Dwell on possibility.

Dwell on what has worked, who you DO like, who HAS shown up and what good is happening in the world. Do that for a day. Do it for another. Then another. And before you may realize, a collection of those deliberate dwelling days has become a month. A month has become a season and a season a year. Ralph Waldo Emerson encouraged, “Finish each day and be done with it. You have done what you could. Some blunders and absurdities no doubt crept in, forget them as soon as you can. Tomorrow is a new day; you shall begin it well and serenely…”

I agree with Emerson’s suggestion to not carry our blunders with us from one day to the next for what good does it do to wallow in defeatist energy? AND, what I additionally believe, is that in order to let the next day be all that it can be, then one must BLESS the day AND the blunder. For only by blessing the absurdity can we ever really begin to let it go. Dwell on the blunder itself or dwell on the blessing of the blunder…

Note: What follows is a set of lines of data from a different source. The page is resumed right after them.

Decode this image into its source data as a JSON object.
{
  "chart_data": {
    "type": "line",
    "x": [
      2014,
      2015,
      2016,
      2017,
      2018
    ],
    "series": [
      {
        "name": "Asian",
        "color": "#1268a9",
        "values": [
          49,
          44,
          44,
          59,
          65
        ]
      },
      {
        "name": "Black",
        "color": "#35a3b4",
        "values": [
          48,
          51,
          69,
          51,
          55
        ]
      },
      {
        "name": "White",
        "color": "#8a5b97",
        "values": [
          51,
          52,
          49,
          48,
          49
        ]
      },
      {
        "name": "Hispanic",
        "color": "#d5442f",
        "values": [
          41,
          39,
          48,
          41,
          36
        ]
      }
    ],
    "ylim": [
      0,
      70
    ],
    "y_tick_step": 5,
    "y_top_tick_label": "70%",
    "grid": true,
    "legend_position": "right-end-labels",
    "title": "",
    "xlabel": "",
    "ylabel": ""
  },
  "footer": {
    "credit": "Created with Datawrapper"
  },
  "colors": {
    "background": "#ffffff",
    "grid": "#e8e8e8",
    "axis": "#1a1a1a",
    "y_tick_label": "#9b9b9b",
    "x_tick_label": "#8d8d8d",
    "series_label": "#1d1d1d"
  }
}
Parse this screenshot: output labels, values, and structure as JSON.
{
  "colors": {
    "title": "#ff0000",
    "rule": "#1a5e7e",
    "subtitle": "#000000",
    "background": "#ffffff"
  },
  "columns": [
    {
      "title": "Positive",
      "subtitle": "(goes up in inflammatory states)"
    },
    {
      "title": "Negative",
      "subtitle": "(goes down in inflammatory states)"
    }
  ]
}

Each a choice – each creating a tone for which our future days are colored. Can you look back over this past year and authentically bless each day? The blunders as well as the victories? Can you consider that both were necessary for you to refine your choosing, your preference, your desire? If not, then start with blessing today… then tomorrow, then tomorrow……

A year from now, you’ll look back and see that you aren’t the same person you were when you first read this.